Behind every number is a child whose life has been permanently altered — and in many cases, unnecessarily so.
Between January 2025 and March 2026, at least 2,108 children across Pakistan were registered as HIV positive, according to official data compiled by federal and provincial HIV control authorities. Among them were 1,274 boys and 834 girls — each case reflecting not just a health crisis, but a deeper failure to protect children’s most basic right: safe medical care.
Health experts and officials agree on one troubling reality — most of these infections were preventable.
Instead of being linked to traditional risk factors, paediatric HIV in Pakistan is increasingly tied to unsafe healthcare practices, including the reuse of syringes, poor infection control, and inadequately screened blood transfusions. In other words, many children are being exposed to HIV in places where they should be safest: clinics, hospitals, and treatment centers.
Sindh carries the heaviest burden, reporting 1,515 of the total child infections — more than two-thirds of all cases nationwide. The province recorded 1,186 cases in 2025 alone, followed by another 329 in just the first three months of 2026. Officials say Sindh continues to grapple with persistent infection clusters and longstanding gaps in healthcare regulation.
Punjab ranked second, with 418 cases reported in 2025. However, no new cases appear in the data for early 2026 — a gap that authorities attribute to delays in reporting rather than an actual halt in infections. This lack of timely data itself raises concerns about transparency and the ability to respond quickly to emerging threats.
Khyber Pakhtunkhwa reported 111 cases over the 15 months, while Balochistan recorded 38 and Islamabad 22. Even in regions with lower numbers — Azad Jammu and Kashmir with three cases and Gilgit-Baltistan with one — officials stress that no child infection can be considered acceptable when the routes of transmission are largely preventable.
Federal health ministry officials have described the situation as deeply alarming. “These are not just statistics,” one senior official said. “They represent children failed by the system — children who had no control over the risks imposed on them.”
Provincial authorities acknowledge that the concentration of cases in Sindh and Punjab reflects deeper structural problems. Unregulated private clinics, widespread quackery, unsafe injection practices, and weak enforcement of safety standards continue to create conditions where infections can spread unchecked.
In many cases, families seeking basic medical care — often in low-resource settings — unknowingly expose their children to contaminated equipment or unsafe procedures. For poorer households, the lack of access to regulated healthcare further increases vulnerability, turning inequality into a driver of disease.

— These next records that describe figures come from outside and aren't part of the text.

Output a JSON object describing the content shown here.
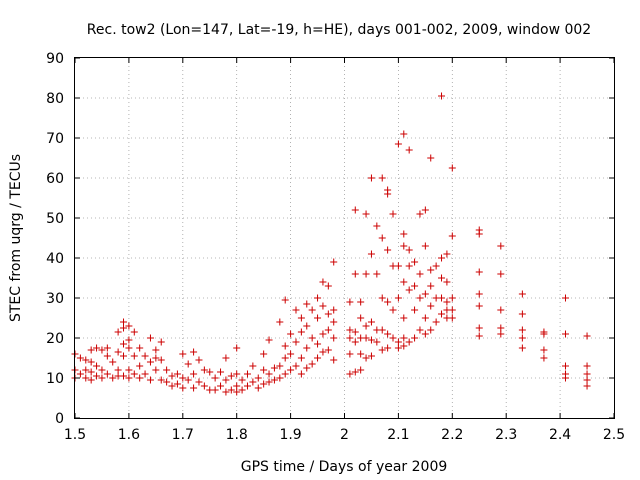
{
  "chart_data": {
    "type": "scatter",
    "title": "Rec. tow2 (Lon=147, Lat=-19, h=HE), days 001-002, 2009, window 002",
    "xlabel": "GPS time / Days of year 2009",
    "ylabel": "STEC from uqrg / TECUs",
    "xlim": [
      1.5,
      2.5
    ],
    "ylim": [
      0,
      90
    ],
    "xticks": [
      "1.5",
      "1.6",
      "1.7",
      "1.8",
      "1.9",
      "2",
      "2.1",
      "2.2",
      "2.3",
      "2.4",
      "2.5"
    ],
    "yticks": [
      "0",
      "10",
      "20",
      "30",
      "40",
      "50",
      "60",
      "70",
      "80",
      "90"
    ],
    "grid": true,
    "marker": "+",
    "color": "#cc0000",
    "series": [
      {
        "name": "STEC",
        "points": [
          [
            1.5,
            16.0
          ],
          [
            1.5,
            12.0
          ],
          [
            1.5,
            10.0
          ],
          [
            1.51,
            15.0
          ],
          [
            1.51,
            11.0
          ],
          [
            1.52,
            14.5
          ],
          [
            1.52,
            12.0
          ],
          [
            1.52,
            10.0
          ],
          [
            1.53,
            17.0
          ],
          [
            1.53,
            14.0
          ],
          [
            1.53,
            11.5
          ],
          [
            1.53,
            9.5
          ],
          [
            1.54,
            17.5
          ],
          [
            1.54,
            13.0
          ],
          [
            1.54,
            10.5
          ],
          [
            1.55,
            17.0
          ],
          [
            1.55,
            12.0
          ],
          [
            1.55,
            10.0
          ],
          [
            1.56,
            17.5
          ],
          [
            1.56,
            15.5
          ],
          [
            1.56,
            11.0
          ],
          [
            1.57,
            14.0
          ],
          [
            1.57,
            10.0
          ],
          [
            1.58,
            21.5
          ],
          [
            1.58,
            16.5
          ],
          [
            1.58,
            12.0
          ],
          [
            1.58,
            10.5
          ],
          [
            1.59,
            24.0
          ],
          [
            1.59,
            22.5
          ],
          [
            1.59,
            18.5
          ],
          [
            1.59,
            15.5
          ],
          [
            1.59,
            10.5
          ],
          [
            1.6,
            23.0
          ],
          [
            1.6,
            19.5
          ],
          [
            1.6,
            17.5
          ],
          [
            1.6,
            12.0
          ],
          [
            1.6,
            10.0
          ],
          [
            1.61,
            21.5
          ],
          [
            1.61,
            15.5
          ],
          [
            1.61,
            11.0
          ],
          [
            1.62,
            17.5
          ],
          [
            1.62,
            13.0
          ],
          [
            1.62,
            10.0
          ],
          [
            1.63,
            15.5
          ],
          [
            1.63,
            11.0
          ],
          [
            1.64,
            20.0
          ],
          [
            1.64,
            14.0
          ],
          [
            1.64,
            9.5
          ],
          [
            1.65,
            17.0
          ],
          [
            1.65,
            15.0
          ],
          [
            1.65,
            12.0
          ],
          [
            1.66,
            19.0
          ],
          [
            1.66,
            14.5
          ],
          [
            1.66,
            9.5
          ],
          [
            1.67,
            12.0
          ],
          [
            1.67,
            9.0
          ],
          [
            1.68,
            10.5
          ],
          [
            1.68,
            8.0
          ],
          [
            1.69,
            11.0
          ],
          [
            1.69,
            8.5
          ],
          [
            1.7,
            16.0
          ],
          [
            1.7,
            10.0
          ],
          [
            1.7,
            7.5
          ],
          [
            1.71,
            13.5
          ],
          [
            1.71,
            9.5
          ],
          [
            1.72,
            16.5
          ],
          [
            1.72,
            11.0
          ],
          [
            1.72,
            7.5
          ],
          [
            1.73,
            14.5
          ],
          [
            1.73,
            9.0
          ],
          [
            1.74,
            12.0
          ],
          [
            1.74,
            8.0
          ],
          [
            1.75,
            11.5
          ],
          [
            1.75,
            7.0
          ],
          [
            1.76,
            10.0
          ],
          [
            1.76,
            7.0
          ],
          [
            1.77,
            11.5
          ],
          [
            1.77,
            8.0
          ],
          [
            1.78,
            15.0
          ],
          [
            1.78,
            9.5
          ],
          [
            1.78,
            6.5
          ],
          [
            1.79,
            10.5
          ],
          [
            1.79,
            7.0
          ],
          [
            1.8,
            17.5
          ],
          [
            1.8,
            11.0
          ],
          [
            1.8,
            8.0
          ],
          [
            1.8,
            6.5
          ],
          [
            1.81,
            9.5
          ],
          [
            1.81,
            7.0
          ],
          [
            1.82,
            11.0
          ],
          [
            1.82,
            8.0
          ],
          [
            1.83,
            13.0
          ],
          [
            1.83,
            9.0
          ],
          [
            1.84,
            10.0
          ],
          [
            1.84,
            7.5
          ],
          [
            1.85,
            16.0
          ],
          [
            1.85,
            12.0
          ],
          [
            1.85,
            8.5
          ],
          [
            1.86,
            19.5
          ],
          [
            1.86,
            11.0
          ],
          [
            1.86,
            9.0
          ],
          [
            1.87,
            12.5
          ],
          [
            1.87,
            9.5
          ],
          [
            1.88,
            24.0
          ],
          [
            1.88,
            13.0
          ],
          [
            1.88,
            10.0
          ],
          [
            1.89,
            29.5
          ],
          [
            1.89,
            18.0
          ],
          [
            1.89,
            15.0
          ],
          [
            1.89,
            11.0
          ],
          [
            1.9,
            21.0
          ],
          [
            1.9,
            16.0
          ],
          [
            1.9,
            12.0
          ],
          [
            1.91,
            27.0
          ],
          [
            1.91,
            19.0
          ],
          [
            1.91,
            13.0
          ],
          [
            1.92,
            25.0
          ],
          [
            1.92,
            21.5
          ],
          [
            1.92,
            15.0
          ],
          [
            1.92,
            11.0
          ],
          [
            1.93,
            28.5
          ],
          [
            1.93,
            23.0
          ],
          [
            1.93,
            17.5
          ],
          [
            1.93,
            12.5
          ],
          [
            1.94,
            27.0
          ],
          [
            1.94,
            20.0
          ],
          [
            1.94,
            13.5
          ],
          [
            1.95,
            30.0
          ],
          [
            1.95,
            25.0
          ],
          [
            1.95,
            18.5
          ],
          [
            1.95,
            15.0
          ],
          [
            1.96,
            34.0
          ],
          [
            1.96,
            28.0
          ],
          [
            1.96,
            21.0
          ],
          [
            1.96,
            16.5
          ],
          [
            1.97,
            33.0
          ],
          [
            1.97,
            26.0
          ],
          [
            1.97,
            22.0
          ],
          [
            1.97,
            17.0
          ],
          [
            1.98,
            39.0
          ],
          [
            1.98,
            27.0
          ],
          [
            1.98,
            24.0
          ],
          [
            1.98,
            20.0
          ],
          [
            1.98,
            14.5
          ],
          [
            2.01,
            29.0
          ],
          [
            2.01,
            22.0
          ],
          [
            2.01,
            20.0
          ],
          [
            2.01,
            16.0
          ],
          [
            2.01,
            11.0
          ],
          [
            2.02,
            36.0
          ],
          [
            2.02,
            21.5
          ],
          [
            2.02,
            19.0
          ],
          [
            2.02,
            11.5
          ],
          [
            2.02,
            52.0
          ],
          [
            2.03,
            29.0
          ],
          [
            2.03,
            25.0
          ],
          [
            2.03,
            20.0
          ],
          [
            2.03,
            16.0
          ],
          [
            2.03,
            12.0
          ],
          [
            2.04,
            51.0
          ],
          [
            2.04,
            36.0
          ],
          [
            2.04,
            23.0
          ],
          [
            2.04,
            20.0
          ],
          [
            2.04,
            15.0
          ],
          [
            2.05,
            60.0
          ],
          [
            2.05,
            41.0
          ],
          [
            2.05,
            24.0
          ],
          [
            2.05,
            19.5
          ],
          [
            2.05,
            15.5
          ],
          [
            2.06,
            48.0
          ],
          [
            2.06,
            36.0
          ],
          [
            2.06,
            22.0
          ],
          [
            2.06,
            19.0
          ],
          [
            2.07,
            60.0
          ],
          [
            2.07,
            45.0
          ],
          [
            2.07,
            30.0
          ],
          [
            2.07,
            22.0
          ],
          [
            2.07,
            17.0
          ],
          [
            2.08,
            57.0
          ],
          [
            2.08,
            56.0
          ],
          [
            2.08,
            42.0
          ],
          [
            2.08,
            29.0
          ],
          [
            2.08,
            21.0
          ],
          [
            2.08,
            17.5
          ],
          [
            2.09,
            51.0
          ],
          [
            2.09,
            38.0
          ],
          [
            2.09,
            27.0
          ],
          [
            2.09,
            20.0
          ],
          [
            2.1,
            68.5
          ],
          [
            2.1,
            38.0
          ],
          [
            2.1,
            30.0
          ],
          [
            2.1,
            19.0
          ],
          [
            2.1,
            17.5
          ],
          [
            2.11,
            71.0
          ],
          [
            2.11,
            46.0
          ],
          [
            2.11,
            43.0
          ],
          [
            2.11,
            34.0
          ],
          [
            2.11,
            25.0
          ],
          [
            2.11,
            20.0
          ],
          [
            2.11,
            18.0
          ],
          [
            2.12,
            67.0
          ],
          [
            2.12,
            42.0
          ],
          [
            2.12,
            38.0
          ],
          [
            2.12,
            32.0
          ],
          [
            2.12,
            19.0
          ],
          [
            2.13,
            39.0
          ],
          [
            2.13,
            33.0
          ],
          [
            2.13,
            27.0
          ],
          [
            2.13,
            20.0
          ],
          [
            2.14,
            51.0
          ],
          [
            2.14,
            36.0
          ],
          [
            2.14,
            30.0
          ],
          [
            2.14,
            22.0
          ],
          [
            2.15,
            52.0
          ],
          [
            2.15,
            43.0
          ],
          [
            2.15,
            31.0
          ],
          [
            2.15,
            25.0
          ],
          [
            2.15,
            21.0
          ],
          [
            2.16,
            65.0
          ],
          [
            2.16,
            37.0
          ],
          [
            2.16,
            33.0
          ],
          [
            2.16,
            28.0
          ],
          [
            2.16,
            22.0
          ],
          [
            2.17,
            38.0
          ],
          [
            2.17,
            30.0
          ],
          [
            2.17,
            24.0
          ],
          [
            2.18,
            80.5
          ],
          [
            2.18,
            40.0
          ],
          [
            2.18,
            35.0
          ],
          [
            2.18,
            30.0
          ],
          [
            2.18,
            26.0
          ],
          [
            2.19,
            41.0
          ],
          [
            2.19,
            34.0
          ],
          [
            2.19,
            29.0
          ],
          [
            2.19,
            27.0
          ],
          [
            2.19,
            25.0
          ],
          [
            2.2,
            62.5
          ],
          [
            2.2,
            45.5
          ],
          [
            2.2,
            30.0
          ],
          [
            2.2,
            27.0
          ],
          [
            2.2,
            25.0
          ],
          [
            2.25,
            47.0
          ],
          [
            2.25,
            46.0
          ],
          [
            2.25,
            36.5
          ],
          [
            2.25,
            31.0
          ],
          [
            2.25,
            28.0
          ],
          [
            2.25,
            22.5
          ],
          [
            2.25,
            20.5
          ],
          [
            2.29,
            43.0
          ],
          [
            2.29,
            36.0
          ],
          [
            2.29,
            27.0
          ],
          [
            2.29,
            22.5
          ],
          [
            2.29,
            21.0
          ],
          [
            2.33,
            31.0
          ],
          [
            2.33,
            26.0
          ],
          [
            2.33,
            22.0
          ],
          [
            2.33,
            20.0
          ],
          [
            2.33,
            17.5
          ],
          [
            2.37,
            21.5
          ],
          [
            2.37,
            21.0
          ],
          [
            2.37,
            17.0
          ],
          [
            2.37,
            15.0
          ],
          [
            2.41,
            30.0
          ],
          [
            2.41,
            21.0
          ],
          [
            2.41,
            13.0
          ],
          [
            2.41,
            11.0
          ],
          [
            2.41,
            10.0
          ],
          [
            2.45,
            20.5
          ],
          [
            2.45,
            13.0
          ],
          [
            2.45,
            11.0
          ],
          [
            2.45,
            9.5
          ],
          [
            2.45,
            8.0
          ]
        ]
      }
    ]
  }
}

Public health experts warn that Pakistan’s HIV epidemic is changing in a way that demands urgent attention. No longer confined to key populations, the virus is increasingly affecting women and children — a shift that signals systemic breakdowns rather than individual risk behaviors.
They argue that this is not just a public health issue, but a human rights crisis.
Every child has the right to safe treatment, to protection from preventable harm, and to a healthcare system that does not put their life at risk. The continued rise in paediatric HIV cases suggests that these rights are not being upheld.
Experts are calling for immediate reforms: strict enforcement of single-use syringes, comprehensive screening of all blood products, crackdowns on unlicensed practitioners, and stronger oversight of both public and private healthcare facilities.
Without decisive action, they warn, the numbers will continue to grow — and more children will pay the price for failures they did not cause.